Somebody had commented on her status "you annoy me. #unfollow."
That would have resulted in me gulping back the tears and my quivering voice insisting that I know it doesn't matter but then needing a few minutes to blow my nose.
Chalene drew attention to it. And not to make a fool of the writer of the comment, and not to shame her as a 'hater', but to demonstrate to people that it's okay if everyone doesn't like you. I won't write exactly what she said (mainly because I'm not sure about copyright), but basically her message was this: not everyone is going to like you. And that's okay. If you find somebody annoying/ boring/ upsetting in any way then try your best to remove them from your life to make room for all the wonderful, magical, fascinating people that are out there. And let the people that find you annoying (because there will be people that find you annoying) leave your life, to make room for the people who find you wonderful, magical, and fascinating. And just be thankful that your life is only full of these great people.

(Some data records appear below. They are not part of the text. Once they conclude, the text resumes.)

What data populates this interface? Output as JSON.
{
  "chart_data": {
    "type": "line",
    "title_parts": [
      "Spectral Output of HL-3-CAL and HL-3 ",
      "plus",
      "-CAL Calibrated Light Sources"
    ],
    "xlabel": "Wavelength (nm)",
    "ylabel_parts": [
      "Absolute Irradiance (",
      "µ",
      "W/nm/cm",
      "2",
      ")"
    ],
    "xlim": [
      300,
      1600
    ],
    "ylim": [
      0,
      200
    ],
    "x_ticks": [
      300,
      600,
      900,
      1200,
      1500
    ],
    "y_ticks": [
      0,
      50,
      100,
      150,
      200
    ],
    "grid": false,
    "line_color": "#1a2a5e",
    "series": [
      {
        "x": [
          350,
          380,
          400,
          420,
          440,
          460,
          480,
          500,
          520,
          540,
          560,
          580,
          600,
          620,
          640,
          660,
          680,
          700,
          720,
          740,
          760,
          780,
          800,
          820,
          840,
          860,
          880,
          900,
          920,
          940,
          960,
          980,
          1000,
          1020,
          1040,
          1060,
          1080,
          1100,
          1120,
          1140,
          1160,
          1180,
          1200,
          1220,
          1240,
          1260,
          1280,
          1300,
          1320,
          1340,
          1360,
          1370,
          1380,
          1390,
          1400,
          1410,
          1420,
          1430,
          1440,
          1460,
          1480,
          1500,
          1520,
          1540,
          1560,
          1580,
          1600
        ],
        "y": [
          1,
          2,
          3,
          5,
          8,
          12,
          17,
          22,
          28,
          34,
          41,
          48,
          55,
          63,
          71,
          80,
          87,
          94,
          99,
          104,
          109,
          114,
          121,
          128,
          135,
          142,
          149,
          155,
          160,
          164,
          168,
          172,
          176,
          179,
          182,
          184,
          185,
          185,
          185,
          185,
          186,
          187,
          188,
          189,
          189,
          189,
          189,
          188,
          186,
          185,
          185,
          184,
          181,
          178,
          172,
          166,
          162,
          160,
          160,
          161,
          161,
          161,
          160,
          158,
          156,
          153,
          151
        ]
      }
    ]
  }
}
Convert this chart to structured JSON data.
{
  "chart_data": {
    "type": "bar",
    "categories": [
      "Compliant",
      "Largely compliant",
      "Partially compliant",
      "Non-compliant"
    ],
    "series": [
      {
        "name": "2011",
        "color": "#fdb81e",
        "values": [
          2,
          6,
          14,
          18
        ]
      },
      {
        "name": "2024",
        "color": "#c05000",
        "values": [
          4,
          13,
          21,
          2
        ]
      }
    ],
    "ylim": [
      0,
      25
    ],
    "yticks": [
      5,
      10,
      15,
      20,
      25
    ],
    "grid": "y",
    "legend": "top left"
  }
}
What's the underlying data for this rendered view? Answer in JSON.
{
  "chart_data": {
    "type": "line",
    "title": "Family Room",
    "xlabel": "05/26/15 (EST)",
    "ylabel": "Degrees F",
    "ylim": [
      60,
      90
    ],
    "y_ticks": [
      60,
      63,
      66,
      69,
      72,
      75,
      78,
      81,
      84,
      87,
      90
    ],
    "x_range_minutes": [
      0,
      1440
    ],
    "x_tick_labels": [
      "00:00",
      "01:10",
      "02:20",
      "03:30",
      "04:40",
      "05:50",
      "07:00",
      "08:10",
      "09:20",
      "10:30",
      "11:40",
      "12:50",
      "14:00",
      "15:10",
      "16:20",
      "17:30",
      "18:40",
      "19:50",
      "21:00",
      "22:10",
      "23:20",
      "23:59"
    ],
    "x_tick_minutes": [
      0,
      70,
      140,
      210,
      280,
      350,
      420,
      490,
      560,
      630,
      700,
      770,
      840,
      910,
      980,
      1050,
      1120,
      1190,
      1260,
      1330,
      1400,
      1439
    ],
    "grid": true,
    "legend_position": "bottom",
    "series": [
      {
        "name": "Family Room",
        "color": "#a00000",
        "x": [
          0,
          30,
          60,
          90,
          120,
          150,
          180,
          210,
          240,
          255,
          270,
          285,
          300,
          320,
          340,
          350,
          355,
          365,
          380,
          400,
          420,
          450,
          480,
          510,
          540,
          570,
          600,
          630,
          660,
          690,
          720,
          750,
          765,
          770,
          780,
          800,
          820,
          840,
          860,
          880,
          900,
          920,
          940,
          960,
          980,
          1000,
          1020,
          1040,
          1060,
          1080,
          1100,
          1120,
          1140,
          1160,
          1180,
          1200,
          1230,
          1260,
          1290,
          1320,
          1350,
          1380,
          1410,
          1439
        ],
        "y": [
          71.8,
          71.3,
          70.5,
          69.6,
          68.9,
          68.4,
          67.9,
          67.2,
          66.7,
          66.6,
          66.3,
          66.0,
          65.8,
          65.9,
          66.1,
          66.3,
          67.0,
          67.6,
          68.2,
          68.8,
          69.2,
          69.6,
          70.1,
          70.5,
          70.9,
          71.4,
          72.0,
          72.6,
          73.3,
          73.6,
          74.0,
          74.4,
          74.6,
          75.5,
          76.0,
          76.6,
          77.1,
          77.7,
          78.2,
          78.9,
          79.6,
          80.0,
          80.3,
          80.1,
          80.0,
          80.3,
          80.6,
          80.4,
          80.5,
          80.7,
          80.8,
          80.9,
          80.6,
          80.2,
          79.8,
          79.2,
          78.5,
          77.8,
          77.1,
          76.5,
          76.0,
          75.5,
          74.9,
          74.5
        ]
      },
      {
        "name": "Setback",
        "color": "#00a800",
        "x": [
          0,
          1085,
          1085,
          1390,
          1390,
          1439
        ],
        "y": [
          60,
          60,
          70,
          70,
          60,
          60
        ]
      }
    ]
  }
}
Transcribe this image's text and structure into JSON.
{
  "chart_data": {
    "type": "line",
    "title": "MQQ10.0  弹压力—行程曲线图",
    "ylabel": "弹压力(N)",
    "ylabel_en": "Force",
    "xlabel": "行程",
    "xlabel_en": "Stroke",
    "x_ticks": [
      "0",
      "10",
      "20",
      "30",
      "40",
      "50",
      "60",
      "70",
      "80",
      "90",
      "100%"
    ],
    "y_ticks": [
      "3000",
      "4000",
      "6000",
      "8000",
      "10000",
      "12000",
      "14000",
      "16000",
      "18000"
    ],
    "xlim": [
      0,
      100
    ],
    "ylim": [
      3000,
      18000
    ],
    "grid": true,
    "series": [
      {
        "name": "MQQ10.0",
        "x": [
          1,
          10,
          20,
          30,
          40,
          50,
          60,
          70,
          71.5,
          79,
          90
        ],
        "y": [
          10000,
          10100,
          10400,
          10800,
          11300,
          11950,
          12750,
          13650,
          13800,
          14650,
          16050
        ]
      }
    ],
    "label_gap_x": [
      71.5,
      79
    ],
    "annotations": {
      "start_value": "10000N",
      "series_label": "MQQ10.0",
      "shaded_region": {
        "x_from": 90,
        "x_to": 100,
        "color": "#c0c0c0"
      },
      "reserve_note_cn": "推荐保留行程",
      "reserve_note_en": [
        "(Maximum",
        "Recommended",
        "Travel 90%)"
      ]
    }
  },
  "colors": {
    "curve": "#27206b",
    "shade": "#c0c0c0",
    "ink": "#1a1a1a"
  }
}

My happiest friends are also the healthiest, most beautiful, most energetic, and kind, and I truly believe that if I could keep the energy that I put into worrying, and could let go of those totally unnecessary things that pull me down, I would be lighter, and as a result be as happy, musical, and energetic as the happiest people I know.
Now just to be clear I am a happy person. I am happy every single day, am positive, and grateful, and smile a lot. But I know that if I could just Let Things Go I could be lighter and even happier. And so could you.
So this is me promising you, lovely readers, that I will continue to do my best at everything, but then I will Let It Go. And so should you.